As soy contains all essential amino acids, it builds and maintains muscle. The best source of soy protein is fermented tempeh or natto, being free from anti-nutrient phytates and enzyme inhibitors that block protein digestion. Though it can be a great vegan protein source, unfermented soy has its critics. Soy can be difficult to digest because of its enzyme inhibitors, gas-forming phytates and allergen 30-kD. It’s also difficult to digest, with the body absorbing only 57 per cent of protein from it. Some suggest soy’s oestrogen-like isoflavones are risky for women with oestrogen-related cancers and men with lower testosterone levels. If you want the highest soy-protein powder, prefer soy isolate, but if you want one with reduced isoflavones, choose soy-protein concentrate, non-GMO (soy is one of the more common GM crops). High doses of soy are not advised for children or pregnant women.
Though hemp seeds have high protein, they won’t get you high. Hemp is not as protein-packed as other options with just 10–15g per scoop, but it has bonus fibre, omega-3 fatty acids, magnesium, zinc, iron and calcium, plus easily absorbed proteins edestin and albumin, which build antibodies.
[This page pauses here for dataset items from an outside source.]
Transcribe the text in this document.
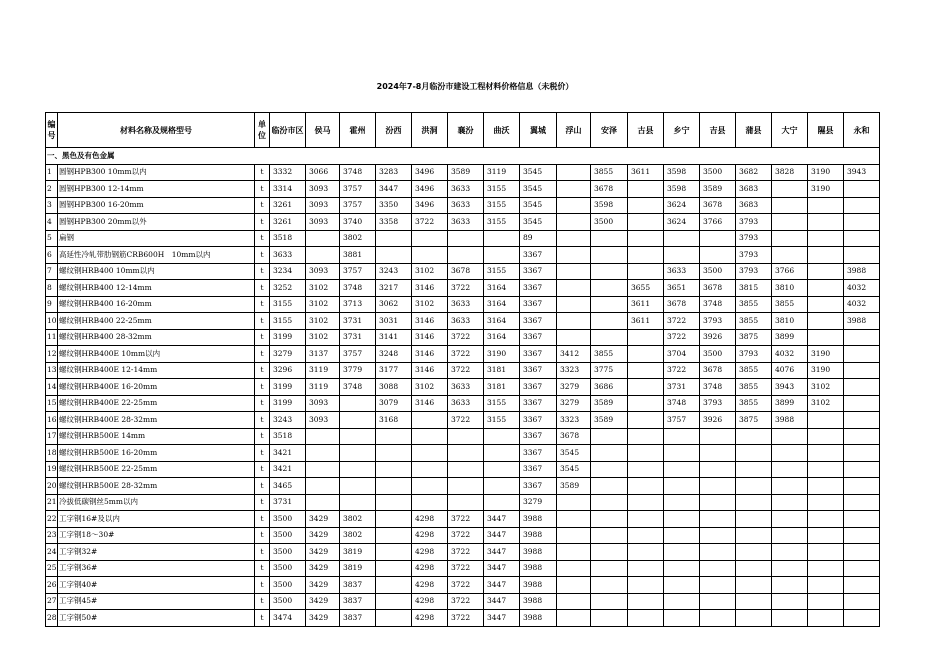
2024年7-8月临汾市建设工程材料价格信息（未税价）
编号	材料名称及规格型号	单位	临汾市区	侯马	霍州	汾西	洪洞	襄汾	曲沃	翼城	浮山	安泽	古县	乡宁	吉县	蒲县	大宁	隰县	永和
一、黑色及有色金属																			
1	圆钢HPB300 10mm以内	t	3332	3066	3748	3283	3496	3589	3119	3545		3855	3611	3598	3500	3682	3828	3190	3943
2	圆钢HPB300 12-14mm	t	3314	3093	3757	3447	3496	3633	3155	3545		3678		3598	3589	3683		3190	
3	圆钢HPB300 16-20mm	t	3261	3093	3757	3350	3496	3633	3155	3545		3598		3624	3678	3683			
4	圆钢HPB300 20mm以外	t	3261	3093	3740	3358	3722	3633	3155	3545		3500		3624	3766	3793			
5	扁钢	t	3518		3802					89						3793			
6	高延性冷轧带肋钢筋CRB600H　10mm以内	t	3633		3881					3367						3793			
7	螺纹钢HRB400 10mm以内	t	3234	3093	3757	3243	3102	3678	3155	3367				3633	3500	3793	3766		3988
8	螺纹钢HRB400 12-14mm	t	3252	3102	3748	3217	3146	3722	3164	3367			3655	3651	3678	3815	3810		4032
9	螺纹钢HRB400 16-20mm	t	3155	3102	3713	3062	3102	3633	3164	3367			3611	3678	3748	3855	3855		4032
10	螺纹钢HRB400 22-25mm	t	3155	3102	3731	3031	3146	3633	3164	3367			3611	3722	3793	3855	3810		3988
11	螺纹钢HRB400 28-32mm	t	3199	3102	3731	3141	3146	3722	3164	3367				3722	3926	3875	3899		
12	螺纹钢HRB400E 10mm以内	t	3279	3137	3757	3248	3146	3722	3190	3367	3412	3855		3704	3500	3793	4032	3190	
13	螺纹钢HRB400E 12-14mm	t	3296	3119	3779	3177	3146	3722	3181	3367	3323	3775		3722	3678	3855	4076	3190	
14	螺纹钢HRB400E 16-20mm	t	3199	3119	3748	3088	3102	3633	3181	3367	3279	3686		3731	3748	3855	3943	3102	
15	螺纹钢HRB400E 22-25mm	t	3199	3093		3079	3146	3633	3155	3367	3279	3589		3748	3793	3855	3899	3102	
16	螺纹钢HRB400E 28-32mm	t	3243	3093		3168		3722	3155	3367	3323	3589		3757	3926	3875	3988		
17	螺纹钢HRB500E 14mm	t	3518							3367	3678								
18	螺纹钢HRB500E 16-20mm	t	3421							3367	3545								
19	螺纹钢HRB500E 22-25mm	t	3421							3367	3545								
20	螺纹钢HRB500E 28-32mm	t	3465							3367	3589								
21	冷拔低碳钢丝5mm以内	t	3731							3279									
22	工字钢16#及以内	t	3500	3429	3802		4298	3722	3447	3988									
23	工字钢18～30#	t	3500	3429	3802		4298	3722	3447	3988									
24	工字钢32#	t	3500	3429	3819		4298	3722	3447	3988									
25	工字钢36#	t	3500	3429	3819		4298	3722	3447	3988									
26	工字钢40#	t	3500	3429	3837		4298	3722	3447	3988									
27	工字钢45#	t	3500	3429	3837		4298	3722	3447	3988									
28	工字钢50#	t	3474	3429	3837		4298	3722	3447	3988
Mix it with other proteins as a meal replacement or body-building supplement.
Spirulina provides up to four times the protein of fish or beef, along with vitamin B12, iron and betacarotene. With 85–95 per cent digestible protein, it’s easily absorbed, having no cellulose cell walls. Spirulina is a great energiser and can reduce cholesterol with its gamma-Linolenic acid. People with hyperparathyroidism or seaweed allergies are advised to avoid it.